5. The compressed air charging apparatus according to claim 4,

an air source air inlet valve (11) is arranged on the air source air inlet interface;

and/or a supercharging power source air inlet interface is provided with a supercharging power source air inlet valve (12).

6. The compressed air charging apparatus according to claim 4,

the booster pump package is equipped with two sets ofly, air supply collection intake pipe (9) correspondence is equipped with two, pressure boost power supply collection intake pipe (10) correspondence is equipped with two, the pipeline still includes total intake pipe (6) and branch intake pipe (7), air supply (1) with the import of total intake pipe (6) links to each other, the export of total intake pipe (6) with the middle part of branch intake pipe (7) links to each other, the both ends of branch intake pipe (7) are equipped with two respectively and lead to flange (8), and an air supply collection intake pipe (9) and a pressure boost power supply collection intake pipe (10) are connected respectively at the both ends of two logical flange (8).
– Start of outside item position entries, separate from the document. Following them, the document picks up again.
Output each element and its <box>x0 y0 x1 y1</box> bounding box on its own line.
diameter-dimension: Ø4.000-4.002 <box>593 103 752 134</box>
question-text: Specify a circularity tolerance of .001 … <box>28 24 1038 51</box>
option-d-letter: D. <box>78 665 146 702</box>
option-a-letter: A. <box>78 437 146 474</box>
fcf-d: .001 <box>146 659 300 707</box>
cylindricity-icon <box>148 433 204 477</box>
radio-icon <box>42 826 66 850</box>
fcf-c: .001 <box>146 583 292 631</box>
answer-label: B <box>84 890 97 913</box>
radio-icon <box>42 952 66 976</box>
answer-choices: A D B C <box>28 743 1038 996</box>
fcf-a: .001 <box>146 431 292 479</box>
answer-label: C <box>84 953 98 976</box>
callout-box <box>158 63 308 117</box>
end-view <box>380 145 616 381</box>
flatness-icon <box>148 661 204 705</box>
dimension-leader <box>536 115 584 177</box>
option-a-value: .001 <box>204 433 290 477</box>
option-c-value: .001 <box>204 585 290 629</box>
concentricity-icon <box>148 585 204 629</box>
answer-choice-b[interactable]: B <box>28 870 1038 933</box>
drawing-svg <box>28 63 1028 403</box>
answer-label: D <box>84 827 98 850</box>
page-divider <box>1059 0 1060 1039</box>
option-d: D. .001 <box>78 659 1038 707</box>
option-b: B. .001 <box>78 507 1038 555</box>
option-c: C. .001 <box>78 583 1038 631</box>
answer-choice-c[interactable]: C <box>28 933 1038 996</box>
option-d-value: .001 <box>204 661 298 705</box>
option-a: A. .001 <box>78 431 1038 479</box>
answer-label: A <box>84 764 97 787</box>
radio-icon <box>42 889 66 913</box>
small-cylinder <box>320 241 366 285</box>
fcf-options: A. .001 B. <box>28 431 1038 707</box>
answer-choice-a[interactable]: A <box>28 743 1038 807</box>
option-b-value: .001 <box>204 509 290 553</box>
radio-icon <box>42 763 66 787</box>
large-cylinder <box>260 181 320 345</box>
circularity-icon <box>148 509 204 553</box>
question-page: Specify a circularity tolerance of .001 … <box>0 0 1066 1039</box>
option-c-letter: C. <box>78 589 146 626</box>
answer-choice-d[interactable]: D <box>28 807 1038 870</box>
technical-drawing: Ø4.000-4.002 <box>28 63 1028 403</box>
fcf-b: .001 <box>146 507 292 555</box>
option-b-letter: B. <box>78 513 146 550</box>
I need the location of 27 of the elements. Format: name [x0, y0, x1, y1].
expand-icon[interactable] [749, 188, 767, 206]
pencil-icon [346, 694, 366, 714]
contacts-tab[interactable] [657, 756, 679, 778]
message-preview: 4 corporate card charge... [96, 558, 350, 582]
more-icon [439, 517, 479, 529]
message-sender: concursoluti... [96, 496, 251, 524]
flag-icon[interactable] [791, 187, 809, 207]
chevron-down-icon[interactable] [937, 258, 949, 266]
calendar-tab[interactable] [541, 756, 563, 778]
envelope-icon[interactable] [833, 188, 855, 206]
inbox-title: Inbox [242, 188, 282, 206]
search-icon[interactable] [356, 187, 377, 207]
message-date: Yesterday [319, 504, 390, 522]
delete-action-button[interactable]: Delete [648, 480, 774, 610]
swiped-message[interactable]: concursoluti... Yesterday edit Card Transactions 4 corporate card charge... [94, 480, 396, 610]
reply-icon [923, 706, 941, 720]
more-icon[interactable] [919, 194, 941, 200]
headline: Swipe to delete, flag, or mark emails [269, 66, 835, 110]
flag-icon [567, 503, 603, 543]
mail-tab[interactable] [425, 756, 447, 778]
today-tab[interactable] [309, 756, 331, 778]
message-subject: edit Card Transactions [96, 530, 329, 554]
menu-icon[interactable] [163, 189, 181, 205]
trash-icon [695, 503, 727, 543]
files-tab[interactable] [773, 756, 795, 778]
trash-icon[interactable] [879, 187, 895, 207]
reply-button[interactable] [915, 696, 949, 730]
7. The compressed air charging device according to claim 1,

and the inlet of a boosting power source of the booster pump (18) is connected with a pressure regulating valve (13) and a boosting pressure gauge (14).

8. The compressed air charging device according to claim 1,

and the diversity air outlet pipe (2) is connected with a pressure gauge (15) for collecting pressure in the diversity air outlet pipe (2).

9. The compressed air charging device according to claim 1,

and a stop valve (16) is connected between the diversity air outlet pipe (2) and the total diversity air outlet pipe (3).

10. The compressed air charging device according to claim 1,

an air outlet valve (17) is connected between the air outlet of the booster pump (18) and the corresponding diversity air outlet pipe (2).